Climate Change Update
By Don Kerr, Member of WAG and WT Board of Directors
The graph of global surface temperature (below) has a red line up the middle showing the 132-month running mean that takes out solar cycle variability and El Nino/El Nina warming and cooling cycles. It also shows the 12-month running mean in blue (zigzag). The blue line shows the pause in warming due to the strong El Nina event from 1998 to 2008.
Some who deny human-caused climate change have said that global warming had stopped, but the recent data and the 132-month mean show that it goes on and on. And it will go on and on for a few decades, due to the inertia of the global oceans, even if CO2 emissions are slowed.
Given the political climate in Canada and the rest of the world, there is no hope of preventing warming from going beyond the Paris target of 2 degrees let alone the 1.5 degrees aspirational target. The political climate assumes that economic growth is paramount and that the market is always right.
A recent article in the Guardian Weekly said: The back-slapping for the Paris agreement on climate change must be tempered by the reality that the treaty will not stop catastrophic warming as it stands… Scientists say that the measures passed in Paris last year…set the world on track to a temperature rise of about 3 degrees C over the next 50 years – enough to render many poor countries uninhabitable.
In the Oct/Dec Peace Magazine, L. D. Harvey (Geography professor, U of T.} has several interesting quotes: …it’s hard to see how the global mean warming could peak at anything less than 2.0-2.5C and even that will require some lucky breaks from nature… that the climate sensitivity is at the low end of the estimated range and that climate carbon cycle feedbacks are small. This warming… will severely strain food and water supplies in many parts of the world…unless future diets contain much less meat. Another large and unavoidable impact will be large losses of coral reef ecosystems as the oceans become more acidic… It is also likely we will lose 10 to 30% of terrestrial species over the coming century. But there is much that is beautiful and wonderful that can still be saved [abridged].
In terms of current impacts, two of the causes of mass migration to Europe are the global warming droughts in Syria and North Africa. Canada would be well served by adopting four resolutions [personal comments by the author]:
1. Climate change cannot be addressed without globally collective action by the high emitters. Canada must strongly support the UN IPCC in assessing national targets to determine whether they can meet the necessary reductions. If not, Canada must insist that IPCC demand new targets.
2. Canada should establish an independent scientific body tasked with quantification of national/provincial options for meeting our targets. It might be seen as a re-creation of the Round Table on Climate Change but renamed to reflect its role. Independence is essential. Several iterations will be needed to come up with acceptable plans. Monitoring and reassessment would be ongoing. Otherwise, we will never know whether we are on the right track until too late. This should start now.

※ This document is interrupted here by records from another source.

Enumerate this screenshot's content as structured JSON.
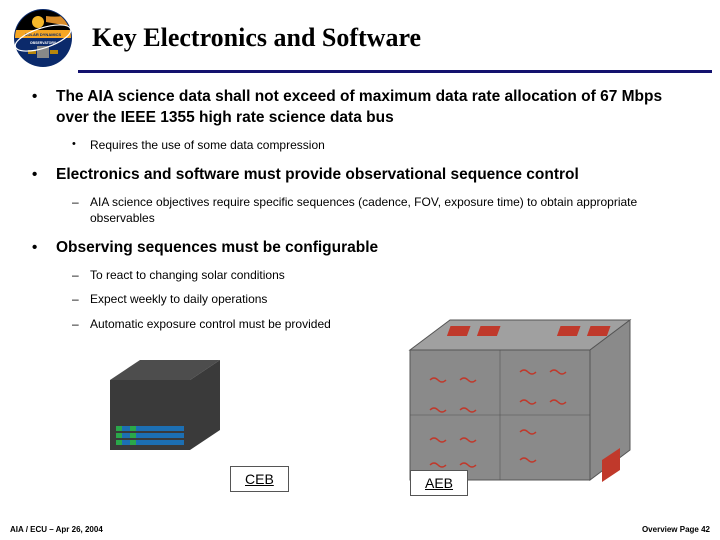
{
  "header": {
    "title": "Key Electronics and Software",
    "rule_color": "#13116e"
  },
  "bullets": [
    {
      "text": "The AIA science data shall not exceed of maximum data rate allocation of 67 Mbps over the IEEE 1355 high rate science data bus",
      "sub_style": "bullet",
      "sub": [
        "Requires the use of some data compression"
      ]
    },
    {
      "text": "Electronics and software must provide observational sequence control",
      "sub_style": "dash",
      "sub": [
        "AIA science objectives require specific sequences (cadence, FOV, exposure time) to obtain appropriate observables"
      ]
    },
    {
      "text": "Observing sequences must be configurable",
      "sub_style": "dash",
      "sub": [
        "To react to changing solar conditions",
        "Expect weekly to daily operations",
        "Automatic exposure control must be provided"
      ]
    }
  ],
  "figures": {
    "ceb": {
      "caption": "CEB",
      "body_color": "#3a3a3a",
      "top_color": "#4d4d4d",
      "slot_color": "#1c6fb3",
      "slot_accent": "#2aa84a"
    },
    "aeb": {
      "caption": "AEB",
      "body_color": "#8a8a8a",
      "top_color": "#a0a0a0",
      "port_color": "#c0392b",
      "edge_color": "#555"
    }
  },
  "footer": {
    "left": "AIA / ECU – Apr 26, 2004",
    "right": "Overview Page 42"
  }
}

3. With currently foreseeable technology, base load energy is required. Wind and solar sources are not capable of providing adequate energy due to their intermittent output, even with dramatic conservation efforts. Nuclear and hydro-electric energy are the only practical base-load sources to avoid planetary catastrophe in the interim while we await new energy storage technology. The risks are miniscule compared to the risk of failure to hold global warming in check.
4. The fourth problem is to understand the political impediment to realizing these goals. It is the pervasive neo-liberalism that has governed most of the planet since about 1980, driven by corporate interests and their political allies who believe there is no alternative to market capitalism and economic growth.